Kurl Up 'N' Dye by Inés Rae

£15.00

A book exploring the vernacular in British high street culture through a photographic and typographic focus on hair salons.

‘There is a total lack of irony in the work, where irony is a common refuge for those taking a look into the strange and difficult worlds inhabited by other people. ‘Kurl up ‘n Dye’ contains no double-speak, no coded juxtapositions designed to make sense of potentially inconvenient or uncomfortable comparisons of education or personal experience, or wealth or appearance. Rae is not like the people she has met and worked with and the work reveals those differences as part of its intention. She doesn’t get her hair done at Sophisticuts every fortnight, nor would she name her own business for a joke, because people in her line of business don’t do that. But Rae also doesn’t pretend that she is invisible in this work, even though she is using documentary traditions that habitually enforce invisibility.
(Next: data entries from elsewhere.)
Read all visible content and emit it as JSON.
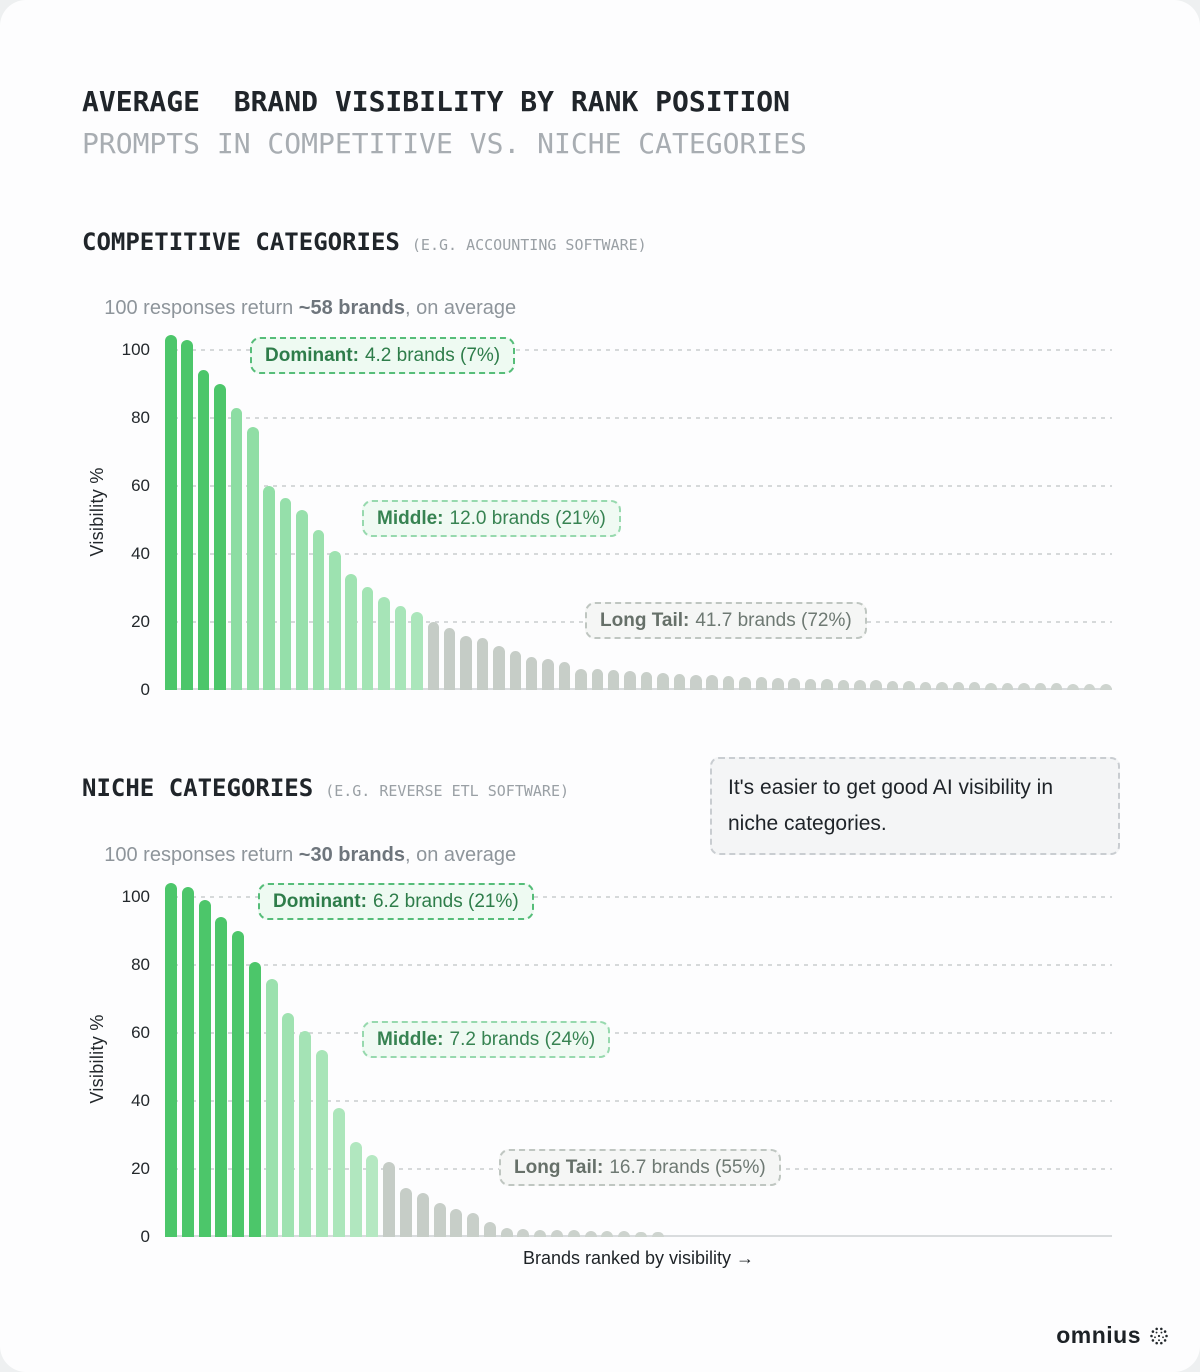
{
  "page": {
    "title": "AVERAGE  BRAND VISIBILITY BY RANK POSITION",
    "subtitle": "PROMPTS IN COMPETITIVE VS. NICHE CATEGORIES"
  },
  "colors": {
    "dominant_green": "#4cc66a",
    "middle_green": "#9ce2b0",
    "longtail_gray": "#c6ccc7",
    "annotation_green_border": "#56bd79",
    "annotation_gray_border": "#bfc6c1",
    "grid_gray": "#d6d9da"
  },
  "chart_data": [
    {
      "type": "bar",
      "section_title": "COMPETITIVE CATEGORIES",
      "section_subtitle": "(E.G. ACCOUNTING SOFTWARE)",
      "desc": {
        "prefix": "100 responses return ",
        "bold": "~58 brands",
        "suffix": ", on average"
      },
      "ylabel": "Visibility %",
      "yticks": [
        0,
        20,
        40,
        60,
        80,
        100
      ],
      "ylim": [
        0,
        105
      ],
      "grid": true,
      "values": [
        104.5,
        103,
        94,
        90,
        83,
        77.5,
        60,
        56.5,
        53,
        47,
        41,
        34,
        30.3,
        27.5,
        24.8,
        23,
        20,
        18.2,
        15.8,
        15.2,
        13,
        11.4,
        9.8,
        9.2,
        8.3,
        6.3,
        6.1,
        5.8,
        5.5,
        5.2,
        4.9,
        4.7,
        4.5,
        4.3,
        4.1,
        3.9,
        3.7,
        3.6,
        3.4,
        3.3,
        3.1,
        3.0,
        2.9,
        2.8,
        2.7,
        2.6,
        2.5,
        2.4,
        2.3,
        2.3,
        2.2,
        2.1,
        2.1,
        2.0,
        2.0,
        1.9,
        1.9,
        1.8
      ],
      "segments": [
        {
          "name": "dominant",
          "label": "Dominant:",
          "value_text": "4.2 brands (7%)",
          "count": 4,
          "bar_color_from": "#4cc66a",
          "bar_color_to": "#4cc66a"
        },
        {
          "name": "middle",
          "label": "Middle:",
          "value_text": "12.0 brands (21%)",
          "count": 12,
          "bar_color_from": "#8dddA3",
          "bar_color_to": "#abe6bb"
        },
        {
          "name": "longtail",
          "label": "Long Tail:",
          "value_text": "41.7 brands (72%)",
          "count": 42,
          "bar_color_from": "#c5ccc6",
          "bar_color_to": "#ced4cf"
        }
      ]
    },
    {
      "type": "bar",
      "section_title": "NICHE CATEGORIES",
      "section_subtitle": "(E.G. REVERSE ETL SOFTWARE)",
      "desc": {
        "prefix": "100 responses return ",
        "bold": "~30 brands",
        "suffix": ", on average"
      },
      "ylabel": "Visibility %",
      "xlabel": "Brands ranked by visibility →",
      "yticks": [
        0,
        20,
        40,
        60,
        80,
        100
      ],
      "ylim": [
        0,
        105
      ],
      "grid": true,
      "values": [
        104,
        103,
        99,
        94,
        90,
        81,
        76,
        66,
        60.5,
        55,
        38,
        28,
        24,
        22,
        14.3,
        13,
        10,
        8.2,
        7.1,
        4.5,
        2.7,
        2.4,
        2.2,
        2.1,
        2.0,
        1.9,
        1.8,
        1.7,
        1.6,
        1.5
      ],
      "segments": [
        {
          "name": "dominant",
          "label": "Dominant:",
          "value_text": "6.2 brands (21%)",
          "count": 6,
          "bar_color_from": "#4cc66a",
          "bar_color_to": "#4cc66a"
        },
        {
          "name": "middle",
          "label": "Middle:",
          "value_text": "7.2 brands (24%)",
          "count": 7,
          "bar_color_from": "#9be1ae",
          "bar_color_to": "#b5e8c2"
        },
        {
          "name": "longtail",
          "label": "Long Tail:",
          "value_text": "16.7 brands (55%)",
          "count": 17,
          "bar_color_from": "#c5ccc6",
          "bar_color_to": "#ced4cf"
        }
      ]
    }
  ],
  "callout": {
    "text": "It's easier to get good AI visibility in niche categories."
  },
  "footer": {
    "logo_text": "omnius"
  }
}
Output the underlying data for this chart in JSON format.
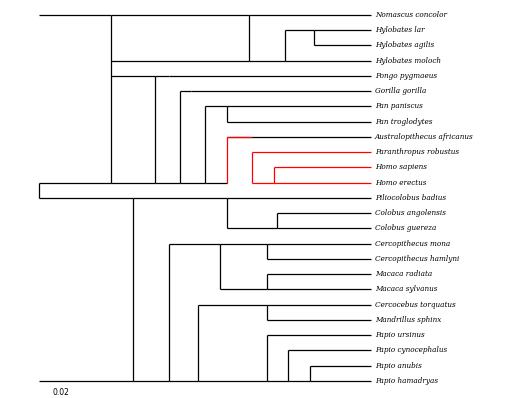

She chooses to appear as herself in the work, alongside its other subjects - the people she’s met and the places she’s been, the functions of glamour upon people from very different places, the ways in which people identify themselves as similar or different from each other and the unavoidable business of being yourself and appearing as yourself, every day.’ from ‘Permutations’ by Simon Grennan (full text included in book)

First edition - good condition. Softcover. 2006.